Выбрать главу

Его провели к Негошу, правителю Черногории.

Очень высокий, почти на две головы выше остальных, стройный человек, черные кудри которого падали на плечи, был одет, как все черногорцы, но на шее у него висел большой крест: по обычаю страны, ее правитель непременно принимал сан священнослужителя.

Однако ни в манерах Негоша, ни в убранстве его комнат не было ничего, что напоминало бы об этом. Правда, комнаты — их было всего три — именовались кельями. Но стены украшали трофейные турецкие ятаганы. Рабочий стол Негоша был завален книгами. Здесь же лежали два пистолета и удивившие Ковалевского черногорские гусли, скорее похожие на домру, ио только с одной струной, звук из которой извлекался с помощью смычка.

Негош отвел гостю одну из келий. Правитель Черногории хорошо говорил по-русски. Ковалевский услышал от него, что страна бедна, зажата между враждебными Австрией и Турцией, что черногорцам нужны золото, свинец для пуль. И, как всегда, они обратились за помощью к России. Черногорцы еще при Петре Первом вместе с русскими сражались против турок. Вместе с русскими дрались против французов. Но теперь…

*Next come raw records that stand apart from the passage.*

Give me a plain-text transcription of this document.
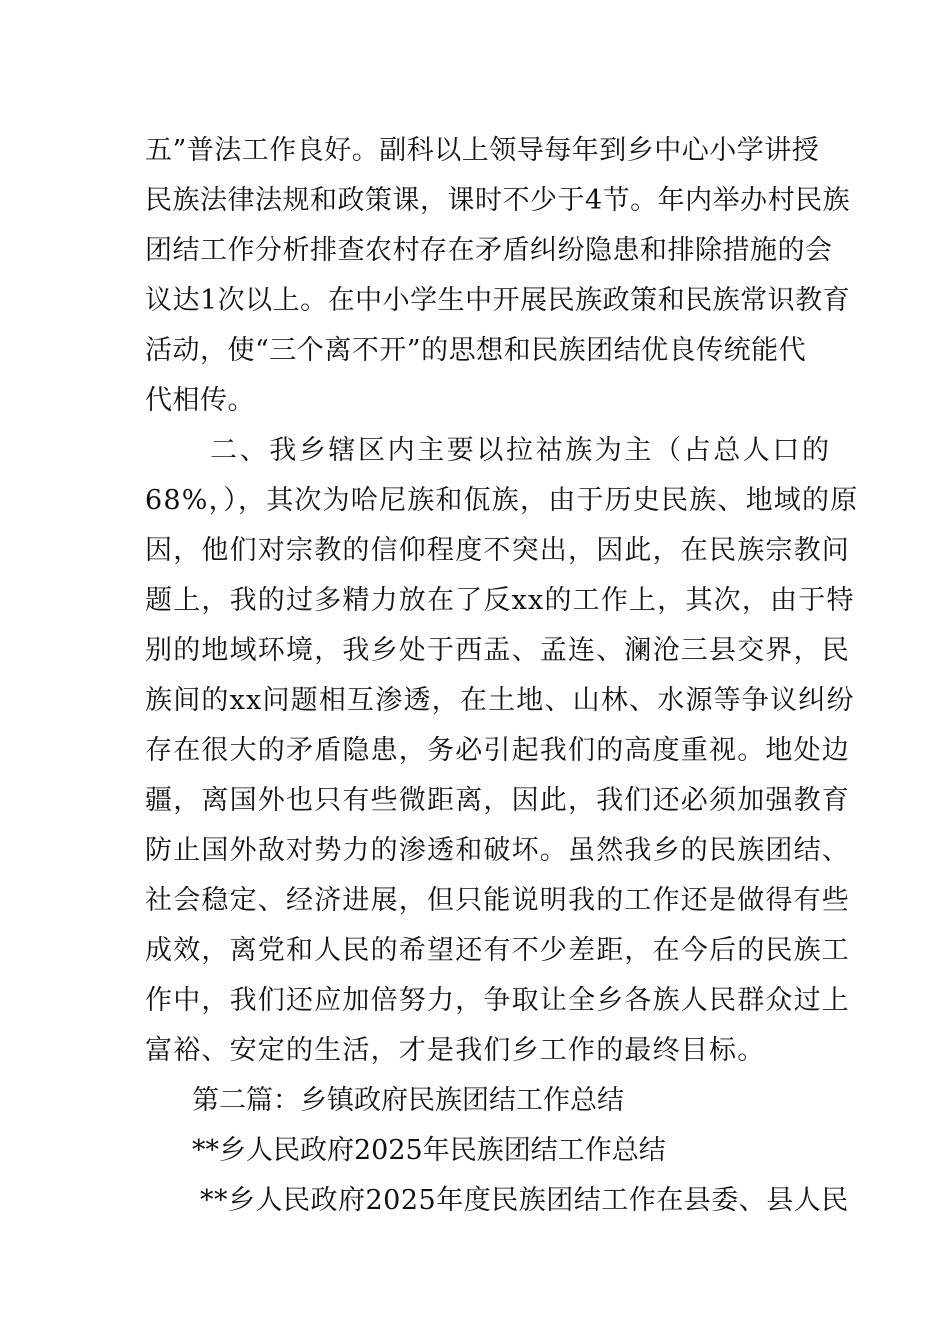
五”普法工作良好。副科以上领导每年到乡中心小学讲授
民族法律法规和政策课，课时不少于4节。年内举办村民族
团结工作分析排查农村存在矛盾纠纷隐患和排除措施的会
议达1次以上。在中小学生中开展民族政策和民族常识教育
活动，使“三个离不开”的思想和民族团结优良传统能代
代相传。
二、我乡辖区内主要以拉祜族为主（占总人口的
68%，），其次为哈尼族和佤族，由于历史民族、地域的原
因，他们对宗教的信仰程度不突出，因此，在民族宗教问
题上，我的过多精力放在了反xx的工作上，其次，由于特
别的地域环境，我乡处于西盂、孟连、澜沧三县交界，民
族间的xx问题相互渗透，在土地、山林、水源等争议纠纷
存在很大的矛盾隐患，务必引起我们的高度重视。地处边
疆，离国外也只有些微距离，因此，我们还必须加强教育
防止国外敌对势力的渗透和破坏。虽然我乡的民族团结、
社会稳定、经济进展，但只能说明我的工作还是做得有些
成效，离党和人民的希望还有不少差距，在今后的民族工
作中，我们还应加倍努力，争取让全乡各族人民群众过上
富裕、安定的生活，才是我们乡工作的最终目标。
第二篇：乡镇政府民族团结工作总结
**乡人民政府2025年民族团结工作总结
**乡人民政府2025年度民族团结工作在县委、县人民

И Ковалевский услышал горькие слова: русский императорский двор прислушивается теперь больше к Вене, чем к Цетинье. Австрийцы чувствуют себя полными хозяевами в Которе — наверное, гость сам видел это. Но черногорцы не смирились, нет!

Когда горный капитан начал путешествия по маленькой стране, о которой тогда в Европе знали меньше, чем о Южной Америке, он не только искал руды, но и старался ближе узнать народ, рассеянный по неприступным орлиным гнездам. И на юге, у Скадарского озера, и на пустынном плато у местечка с многообещавшим названием Златица люди жили в бедности и вечной тревоге, чаще держа в руках ружье, чем мотыгу, — люди могучего духа, готовые умереть за родную страну. Он встречал их во всех уголках черногорской земли. «Все богатство черногорца в себе и на себе: в груди своей хранит он залог независимости, сокровище, за которое не пожалеет он царства небесного: на себе — все свое богатство, состоящее из оружия…»

Первейшая добродетель черногорца — храбрость. Горе тому, в ком заподозрили боязливую душу! Позор пойдет по пятам его, даже если смалодушествовал он в чем-то мелком, пустяковом.

Однажды Ковалевский хотел было осторожно сползти с утеса. Но едва он наклонился, опираясь на камень руками, как услышал полный ужаса крик проводника:

— Что вы делаете? Подумают, что вы струсили!

В другой раз, переползая по двум тонким, качающимся жердям клокочущий поток, он услышал совет не глядеть ни вниз, ни вверх, ни вперед, ни назад.

— Так как же, зажмуриться, что ли?

— О, сохрани боже! — испугался проводник. — Вас назовут трусом. Надо глядеть весело, но ничего не видеть, ничего не слышать, ни о чем не думать.

Для проводника, казалось, не существовало ни стремнины, ни шаткости жердей. Легкими скачками он преодолел мост.

Ковалевскому рассказали о двух пленных черногорцах, которых хотели увезти в Париж. Но один разбил череп о стену темницы, а другой, чтобы избежать позора, уморил себя голодом, отказавшись от пищи. Горный капитан встречал вдов, которые в черной одежде, с обнаженной головой шли от села к селу, призывая отомстить за героев, павших от рук врага. Ему говорили, что две пятых черногорцев остаются мертвыми на полях боя, одна пятая погибает от ран и лишь немногие умирают от старости и болезней.

Ковалевский пересек всю страну, забирался в глухие ее уголки, однажды едва не сорвался в пропасть. Под Златицей его отряд обстреляли турки. Капитан наносил на карту причудливые извивы речек, спускался в темные провалы пещер, сумел достигнуть вершины снегоголового Кома. Ему удалось открыть железную руду. Но золото как бы ускользало от него; лишь однажды в промываемом песке блеснуло несколько крупинок.

Возвращаясь в Цетинье, Ковалевский рассказывал Негошу о своих впечатлениях. Обычно в глухую полночь они вместе бродили по окраинам города. И чем больше узнавал Ковалевский правителя Черногории, тем сильнее привязывался к нему.

Негош был одним из образованнейших людей своего времени.

— Художник избрал бы его для изображения Геркулеса, а философ — путеводителем в своей жизни, — так рассказывал потом о своем друге Ковалевский.

Слава великого поэта еще не пришла тогда к Негошу, и в созданной им типографии был отпечатан лишь сборник его ранних стихотворений. Кабинет правителя украшали два портрета — Байрона и Петра Первого. Но поэзия тогда занимала Негоша куда меньше, чем государственные дела.